Saturday, September 30, 2006


Testosterone

When sufficient quantities circulate in the blood of men, it turbo charges libido, sprouts beards, beefs up muscles, hardens bones and incline their minds toward the kind of rambunctious, competitiveness that is both the signature blessing and occasional curse of masculinity.

Men start producing testosterone when they’re still in the womb – as early as the twelfth week of pregnancy. But the real tsunami comes in adolescence. Testosterone circulates from the testicles to the blood, turning on the genes that make boys men.

By the time they turn 30, testosterone levels begin to decline at the rate of 1 percent a year, though most men still produce enough for a healthy libido and healthy erections (that said, it’s definitely more a hormone of desire than performance).
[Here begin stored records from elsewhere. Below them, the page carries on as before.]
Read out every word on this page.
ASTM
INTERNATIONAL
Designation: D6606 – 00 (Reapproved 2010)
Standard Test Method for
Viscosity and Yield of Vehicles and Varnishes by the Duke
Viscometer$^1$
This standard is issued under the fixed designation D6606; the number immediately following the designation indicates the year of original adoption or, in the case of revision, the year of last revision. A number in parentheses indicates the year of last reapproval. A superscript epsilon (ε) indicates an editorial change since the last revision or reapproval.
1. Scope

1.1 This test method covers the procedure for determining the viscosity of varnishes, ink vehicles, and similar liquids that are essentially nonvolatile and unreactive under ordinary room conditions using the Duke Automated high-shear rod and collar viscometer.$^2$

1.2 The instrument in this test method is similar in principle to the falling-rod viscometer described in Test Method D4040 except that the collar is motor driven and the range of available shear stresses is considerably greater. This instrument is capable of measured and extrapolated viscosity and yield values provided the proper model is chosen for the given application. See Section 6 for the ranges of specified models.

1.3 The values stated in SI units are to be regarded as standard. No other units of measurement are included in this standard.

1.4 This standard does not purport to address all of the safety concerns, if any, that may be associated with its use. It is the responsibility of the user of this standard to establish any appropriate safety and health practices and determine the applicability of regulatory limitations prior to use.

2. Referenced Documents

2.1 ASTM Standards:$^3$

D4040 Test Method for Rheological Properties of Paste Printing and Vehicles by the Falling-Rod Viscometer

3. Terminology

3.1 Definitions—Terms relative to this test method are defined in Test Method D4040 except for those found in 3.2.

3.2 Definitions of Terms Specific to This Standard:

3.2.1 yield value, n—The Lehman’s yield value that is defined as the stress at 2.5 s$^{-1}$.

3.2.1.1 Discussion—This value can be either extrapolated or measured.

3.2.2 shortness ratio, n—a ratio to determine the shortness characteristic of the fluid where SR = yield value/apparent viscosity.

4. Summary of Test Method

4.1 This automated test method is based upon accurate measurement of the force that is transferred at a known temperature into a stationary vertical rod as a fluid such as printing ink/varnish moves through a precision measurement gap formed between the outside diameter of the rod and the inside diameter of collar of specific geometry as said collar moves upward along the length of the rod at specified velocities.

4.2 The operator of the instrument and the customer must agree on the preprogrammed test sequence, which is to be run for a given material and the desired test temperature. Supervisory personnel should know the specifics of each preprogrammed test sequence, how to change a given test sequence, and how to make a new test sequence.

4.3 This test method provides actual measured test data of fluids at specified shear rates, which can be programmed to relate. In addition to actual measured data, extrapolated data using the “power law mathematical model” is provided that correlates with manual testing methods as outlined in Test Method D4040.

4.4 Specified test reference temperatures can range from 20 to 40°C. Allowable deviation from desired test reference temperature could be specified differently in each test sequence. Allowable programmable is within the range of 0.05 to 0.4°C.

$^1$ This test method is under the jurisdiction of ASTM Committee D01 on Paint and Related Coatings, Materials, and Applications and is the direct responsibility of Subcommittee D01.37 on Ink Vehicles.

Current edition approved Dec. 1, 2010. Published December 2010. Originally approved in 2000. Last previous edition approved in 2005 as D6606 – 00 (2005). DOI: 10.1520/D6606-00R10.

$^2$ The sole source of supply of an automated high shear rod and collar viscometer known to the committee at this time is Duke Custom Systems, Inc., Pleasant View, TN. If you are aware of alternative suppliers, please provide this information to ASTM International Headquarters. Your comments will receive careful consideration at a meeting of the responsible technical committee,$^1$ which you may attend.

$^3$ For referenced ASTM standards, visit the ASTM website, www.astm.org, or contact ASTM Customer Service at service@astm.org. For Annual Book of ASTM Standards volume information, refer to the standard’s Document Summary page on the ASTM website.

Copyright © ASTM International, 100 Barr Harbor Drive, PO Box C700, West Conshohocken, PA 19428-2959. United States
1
The “normal” range for testosterone is quite broad – somewhat between 240 – 1,000 nanograms of the stuff per deciliter of blood. Trying to boost your level within the normal range can backfire.

“The key point to realize is that the human body balances,’ says Harvard researcher Richard Spark, M.D., author of Sexual Health For Men (Perseus, 2000). “When you give a normal man testosterone supplements, it just causes him to shut down his own internal production. Over time, his testicles will start to shrink.”

“I think you can make the case that some young men have too much testosterone and only when they get a little older do they become reasonable,” says Stanley Korenman, M.D., a reproductive endocrinologist at UCLA School of Medicine. “Throughout history, the world has been run by older men. Young men make better soldiers because they’re more aggressive, and more impulsive. Older men are wiser, they make more sense, and they are the ones who go into positions of leaderships.”

George State psychology professor James Dabbs, PhD., says his research supports the idea that high testosterone hurts occupational achievement. Unemployed men, he found, have higher average testosterone levels than blue-collar workers, who in turn have higher average levels than white-collar workers. Waning testosterone may also make men better husbands and fathers. “It’s very clear in birds,” says Dabbs, “that the testosterone levels of the males drop dramatically once they start nesting.”

A study presented at the Endocrine Society’s meeting last summer showed a similar drop in men following the birth of a child. Lowering testosterone with age, Dabbs speculates, may help predispose men to the gentler activities of parenthood.

Bottom line: Men may need high testosterone to get a mate – and lower testosterone to keep her.

(Quoted from – Man Power by Jim Thornton )


(American Psychological Association’s Division 20, Adult Development and Aging – http://
www.aging.ufl.edu/apadiv20/apadiv20.htm)

Rain












1 Comments:

Blogger halwis said...

I think it is unscientific to put so much weight on the statistical relation between Testosterone levels and the behaviour of men. That said, being a “young” man and having observed a few things in the few years of my existence, I won’t really argue about the facts presented.